Environmental organisation Greenpeace has today released their new and upgraded Guide to Greener Electronics which has placed consumer electronics company HP at the top of its rankings ahead of Dell, Nokia and Apple.
A total of 15 companies were ranked according to Energy, Greener Products and Sustainable Operations, as well as a new set of criteria challenging the companies to reduce their carbon footprint through the manufacturing process, in their supply chain, and through to the end-of-life phase of their products. Greenpeace also calls for companies to set “ambitious goals for renewable energy use.”
“After many of the world’s leading electronics companies rose to the challenge of phasing out the worst hazardous substances, we are now challenging them to improve their sourcing of minerals and better managing the energy use throughout the supply chain”, said Greenpeace International campaigner Tom Dowdall.
“Right now, HP takes the top spot because it is scoring strongly by measuring and reducing carbon emissions from its supply chain, reducing its own emissions and advocating for strong climate legislation. However all companies we included in the Guide have an opportunity to show more leadership in reducing their climate impact.”
By The Numbers
No one scored well, so to speak, with HP, the highest ranking of the lot, only managing 5.9 out of 10. You can view a report card for each of the 15 companies ranked, but here are a few highlights:
HP rose three places thanks to a strong series of sustainable operations and scoring highly on the energy criteria, which include factors such as disclosing operational greenhouse gas emissions, reduction targets, and having a nice looking Clean Electricity Plan. HP notes that it “is committed to making its global operations more energy efficient, seeking low-carbon energy sources where possible, and reducing employees’ business travel.”
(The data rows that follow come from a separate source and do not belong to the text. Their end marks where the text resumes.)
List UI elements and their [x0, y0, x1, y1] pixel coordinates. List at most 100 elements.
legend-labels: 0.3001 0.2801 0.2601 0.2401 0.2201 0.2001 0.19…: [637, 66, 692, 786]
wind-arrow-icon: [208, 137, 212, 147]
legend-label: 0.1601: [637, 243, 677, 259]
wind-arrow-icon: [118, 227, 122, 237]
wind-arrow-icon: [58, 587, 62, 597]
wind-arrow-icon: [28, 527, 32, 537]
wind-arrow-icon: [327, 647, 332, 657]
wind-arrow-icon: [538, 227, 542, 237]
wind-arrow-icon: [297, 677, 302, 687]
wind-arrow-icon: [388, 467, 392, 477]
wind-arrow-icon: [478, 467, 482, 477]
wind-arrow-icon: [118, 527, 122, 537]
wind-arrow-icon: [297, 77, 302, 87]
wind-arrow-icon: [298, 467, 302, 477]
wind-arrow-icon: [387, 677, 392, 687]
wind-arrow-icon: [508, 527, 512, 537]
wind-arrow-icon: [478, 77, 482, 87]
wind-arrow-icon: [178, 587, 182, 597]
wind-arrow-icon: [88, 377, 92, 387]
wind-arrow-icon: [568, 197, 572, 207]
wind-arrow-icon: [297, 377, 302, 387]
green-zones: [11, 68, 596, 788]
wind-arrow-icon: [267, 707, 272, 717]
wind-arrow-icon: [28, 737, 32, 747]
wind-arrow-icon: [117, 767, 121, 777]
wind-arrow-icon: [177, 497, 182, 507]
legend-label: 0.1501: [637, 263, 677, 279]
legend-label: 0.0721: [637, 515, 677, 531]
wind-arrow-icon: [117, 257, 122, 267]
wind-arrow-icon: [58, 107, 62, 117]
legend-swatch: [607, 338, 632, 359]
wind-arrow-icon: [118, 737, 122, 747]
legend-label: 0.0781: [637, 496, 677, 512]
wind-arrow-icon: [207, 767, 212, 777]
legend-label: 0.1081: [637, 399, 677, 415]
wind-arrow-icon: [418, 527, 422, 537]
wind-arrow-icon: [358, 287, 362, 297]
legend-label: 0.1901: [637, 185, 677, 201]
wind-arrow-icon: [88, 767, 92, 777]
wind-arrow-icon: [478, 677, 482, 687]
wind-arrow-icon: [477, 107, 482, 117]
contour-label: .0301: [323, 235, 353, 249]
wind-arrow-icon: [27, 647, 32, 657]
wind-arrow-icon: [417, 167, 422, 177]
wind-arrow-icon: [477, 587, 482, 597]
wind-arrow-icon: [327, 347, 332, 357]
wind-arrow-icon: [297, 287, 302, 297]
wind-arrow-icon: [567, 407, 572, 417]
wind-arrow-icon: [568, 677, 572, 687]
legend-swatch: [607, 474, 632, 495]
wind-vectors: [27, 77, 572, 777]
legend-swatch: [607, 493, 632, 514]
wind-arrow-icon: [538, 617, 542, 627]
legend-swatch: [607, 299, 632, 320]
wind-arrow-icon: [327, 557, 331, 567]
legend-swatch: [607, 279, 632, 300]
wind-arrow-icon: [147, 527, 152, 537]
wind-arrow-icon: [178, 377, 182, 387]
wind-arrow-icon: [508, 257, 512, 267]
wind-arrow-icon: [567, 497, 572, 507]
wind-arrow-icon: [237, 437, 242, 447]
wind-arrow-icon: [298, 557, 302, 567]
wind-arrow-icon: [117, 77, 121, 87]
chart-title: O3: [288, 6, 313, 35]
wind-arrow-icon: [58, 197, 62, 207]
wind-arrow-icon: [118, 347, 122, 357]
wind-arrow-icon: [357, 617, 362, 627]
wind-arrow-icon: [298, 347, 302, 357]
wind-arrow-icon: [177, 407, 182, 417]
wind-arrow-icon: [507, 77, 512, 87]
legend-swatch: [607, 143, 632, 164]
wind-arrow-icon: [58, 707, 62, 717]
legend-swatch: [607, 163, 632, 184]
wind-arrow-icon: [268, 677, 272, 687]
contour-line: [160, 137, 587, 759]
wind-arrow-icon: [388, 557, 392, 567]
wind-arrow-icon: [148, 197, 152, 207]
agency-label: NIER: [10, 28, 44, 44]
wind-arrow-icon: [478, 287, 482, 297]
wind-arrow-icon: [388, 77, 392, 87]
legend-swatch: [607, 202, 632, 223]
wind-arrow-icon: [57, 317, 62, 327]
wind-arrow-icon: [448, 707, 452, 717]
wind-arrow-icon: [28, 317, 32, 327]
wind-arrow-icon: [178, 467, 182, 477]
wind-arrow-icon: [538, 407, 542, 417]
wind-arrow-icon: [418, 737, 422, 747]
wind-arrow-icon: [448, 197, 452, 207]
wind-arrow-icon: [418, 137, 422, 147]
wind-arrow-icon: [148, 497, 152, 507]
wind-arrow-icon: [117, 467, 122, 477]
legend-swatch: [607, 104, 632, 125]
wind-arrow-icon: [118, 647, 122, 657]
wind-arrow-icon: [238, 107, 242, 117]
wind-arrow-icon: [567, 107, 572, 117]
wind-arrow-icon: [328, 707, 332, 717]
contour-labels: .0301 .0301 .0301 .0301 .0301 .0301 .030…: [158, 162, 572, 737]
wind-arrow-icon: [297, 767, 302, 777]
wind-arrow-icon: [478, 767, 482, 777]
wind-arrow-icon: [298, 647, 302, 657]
Dell saw massive growth between report cards, moving up eight places thanks to the best scores on energy criteria with a desire to reduce emissions by 40 percent by the year 2015. Sadly, they scored poorly on green products, specifically in the product life-cycle arena where it scored zero.
Nokia dropped two places from its regular position at the top of the list as a result of a lacklustre energy criteria. Nevertheless they scored well on green products and sustainable operations.
“If it hopes to regain leadership on environmental issues, Nokia, along with many other companies in the Guide, need to demonstrate how it will reduce future emissions through energy efficiency and renewable energy”, said Dowdall.
Apple, at number four, has fared haphazardly with Greenpeace over the last few years, but steps up five places thanks to high product energy efficiency and effective regulation of the source and sort of minerals and chemicals used in their products and the production thereof.